Yellowstone, de Ludovic Albar (SF)
Ludovic Albar
Yellowstone
Saint-Laurent-d’Oingt, Mnémos (Thriller), 2014, 362 p.
Plus qu’un immense parc naturel protégé et la grande attraction touristique du Wyoming, Yellowstone est la caldeira d’un volcan d’une trentaine de kilomètres de diamètre, assoupi mais non éteint. Siège d’une grande activité il y a des millénaires, il peut se réveiller à tout moment, couvrir de cendres tous les États-Unis et y mettre fin en tant que nation organisée et impérialiste. Ainsi se conclut ce roman où, de surcroît, la côte ouest vacille sous les séismes et les éruptions pendant que la partie est croule sous les réfugiés. Et les retombées traversent l’Atlantique pour ravager l’Europe, interceptant la lumière solaire, promettant au moins un hiver de plusieurs années pour la Terre entière, interrompant provisoirement le réchauffement climatique mais assénant le coup de grâce à une situation écologique, économique et sociale terriblement dégradée. Car, l’avoue un des personnages, la planète est condamnée à long terme. Malgré les soubresauts et les pénuries d’une économie défaillante, se construit une base énorme lunaire, tremplin pour une émigration vers Mars, du moins pour les riches, les politiciens et les personnels dont ils ont l’usage.
En attendant la mise à feu de ce fatal détonateur, la Terre de 2052 peine depuis une décennie à s’organiser en un embryon de gouvernement mondial sous lequel les grandes puissances restantes continuent à empiéter sur leurs attributions, à rivaliser pour tirer les derniers avantages de la situation et se placer le mieux possible pour l’émigration. Les États-Unis sont sous la coupe des fondamentalistes religieux et se sont isolés du sud défaillant. L’Union Panasiatique est dominée par la Chine. Le conflit israélo-iranien se poursuit après l’atomisation d’une partie du Proche-Orient. L’Europe divisée assure à peine ses besoins alimentaires et croule sous les réfugiés climatiques des péninsules ibérique et italienne, des Balkans et du sud. Dans son ensemble se sont instaurées les Zones, des ghettos ethniques, religieux, raciaux et politiques autonomes de fait. En France, un parti fasciste leur réserve un sort analogue aux Roms, récemment victimes d’un pogrom continental. L’Afrique retourne à la barbarie. L’auteur évoque bien une Amérique du Sud fédérée mais est plutôt évasif sur l’état de la Russie. Sa fresque d’un globe en pleine déglingue est un peu incomplète.

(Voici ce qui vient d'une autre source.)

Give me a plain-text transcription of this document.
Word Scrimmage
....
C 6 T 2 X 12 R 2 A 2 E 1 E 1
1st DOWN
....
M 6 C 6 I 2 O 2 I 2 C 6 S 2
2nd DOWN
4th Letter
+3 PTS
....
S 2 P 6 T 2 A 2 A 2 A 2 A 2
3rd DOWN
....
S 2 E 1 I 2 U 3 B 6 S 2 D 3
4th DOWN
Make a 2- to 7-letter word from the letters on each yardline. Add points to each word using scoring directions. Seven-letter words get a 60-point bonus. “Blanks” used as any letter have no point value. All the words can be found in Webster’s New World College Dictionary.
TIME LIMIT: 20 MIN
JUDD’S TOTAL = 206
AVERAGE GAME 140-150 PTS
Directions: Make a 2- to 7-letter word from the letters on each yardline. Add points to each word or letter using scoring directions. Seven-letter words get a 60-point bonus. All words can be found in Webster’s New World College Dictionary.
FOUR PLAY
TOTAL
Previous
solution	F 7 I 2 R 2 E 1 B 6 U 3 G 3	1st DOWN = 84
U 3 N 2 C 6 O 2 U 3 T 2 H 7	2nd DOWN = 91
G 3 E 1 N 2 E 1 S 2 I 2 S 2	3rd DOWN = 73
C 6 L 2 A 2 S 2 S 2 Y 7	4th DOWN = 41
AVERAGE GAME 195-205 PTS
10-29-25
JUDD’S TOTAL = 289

Ce type de littérature, surtout français, gagne le reste de l’Europe. Il exprime le pessimisme et la déception devant l’impuissance d’un Euroland bancal, relais d’une mondialisation opposée aux aspirations de ses peuples, et le resserrement autour de lui d’un nœud coulant de pays en guerre, prédateurs ou instables. Parvenue au stade final, cette désolation défile sous les yeux de Vlad, mi-policier mi-agent secret, envoyé à son retour de la Lune à Paris infiltrer les organisations clandestines qui gangrènent le pays. Il appartient à un corps d’élite et sa chair est bourrée d’implants biologiques et électroniques, dont une bille qui enregistre ses pensées et ses actes et a déjà permis d’injecter sa personnalité dans un de ses clones, puis dans plusieurs, un aspect de la moralité de cette société. Inquiétant mais victime rachetée, il trouvera pourtant l’amour et deux billets pour Mars. Écrit à la première personne dans un style entre San Antonio pour le vocabulaire et Maurice Dantec pour l’ambiance, les longueurs et les dérapages grammaticaux, ce thriller assumé comme tel devient un peu lassant. Quoique lisible, il décevra ceux qui ont aimé sa série Quantex et sa vision globale du Système Solaire.